Both Latta and his co-sponsor, Rep McNerney (D,CA) are senior members of the Energy and Commerce Committee to which this bill was assigned for consideration. Thus, it would seem likely that they would have the influence necessary to have the bill considered by Committee. There are no provisions in the bill that would draw the specific ire of the regulated community, so I suspect that there would be bipartisan support for this bill both in the Committee and before the full House.


The vulnerability reporting requirements of the earlier bill were going to be problematic, because the regulated community has very little to do with the disclosure and reporting of vulnerabilities.
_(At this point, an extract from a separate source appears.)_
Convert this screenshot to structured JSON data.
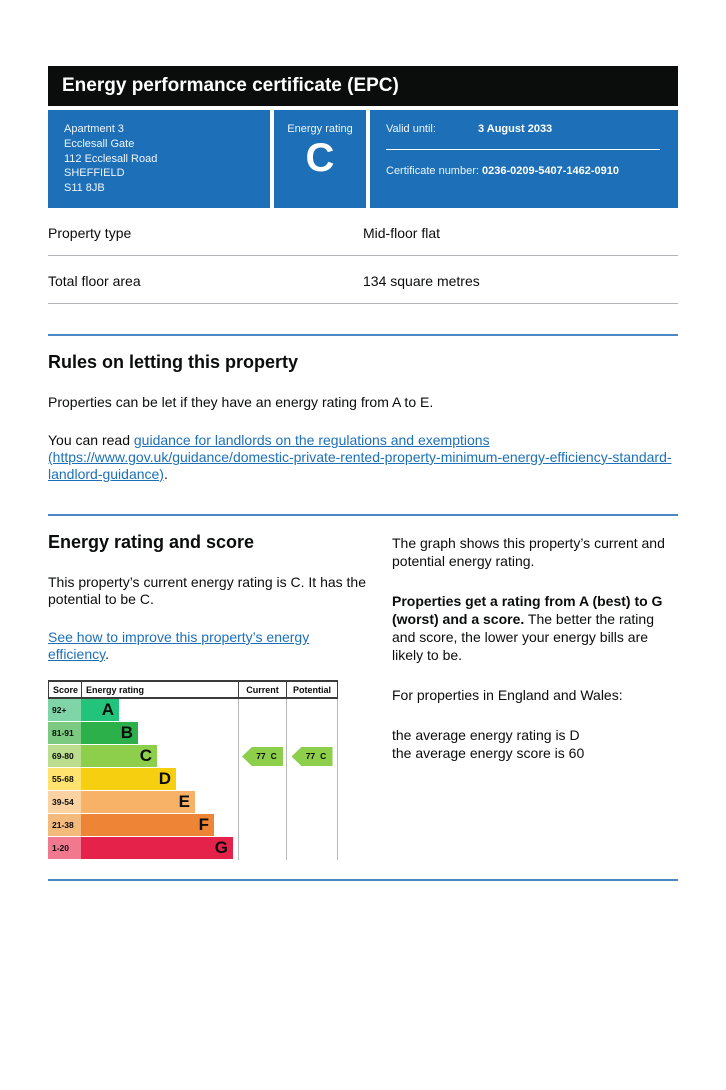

Establishing effective regulations for vulnerability reporting would have to be targeted at either the independent researcher community (which is increasingly international in scope) or the manufacturers of the affected devices (which is very much international).

The earlier attempt to bring vulnerability reporting for Cyber Secure devices under the disclosure rules of the Critical Energy/Electric Infrastructure Information (CEII) program was doomed to failure. First, the CEII program only prohibits information disclosure by Federal, State and local governments agencies (including, of course FERC and NERC). It would not preclude independent researchers or vendors from releasing vulnerability information.

The interesting thing about the CEII provisions of both of these bills is that there might end up being unintended effects on ICS-CERT. A large portion of the devices that would likely be tested under the cyber sense program would also be used in control systems in other industries not directly affected by the CEII program. If ICS-CERT were notified by the operator of the Cyber Sense program (NERC?) of vulnerabilities reported under §2(b)(2), they would not be able share that information under their normal alert/advisory publication program. Similarly, if ICS-CERT were to share information with the Cyber Sense program, it could be argued that they could not subsequently share that information with the wider industrial control system community.

What the program should be required to do instead of labeling the vulnerabilities as CEII would be to require notifications to be made to registered members of the bulk power industry and then after a set period of time (two months?) the Cyber Sense operator would be required to notify ICS-CERT for general vulnerability publication for the remaining affected industries. Similarly, ICS-CERT would be required to check vulnerability disclosures to see if they involve Cyber Sense listed devices. If so, they would be required to first notify the Cyber Sense operator and withhold general industry notification for the same set period of time.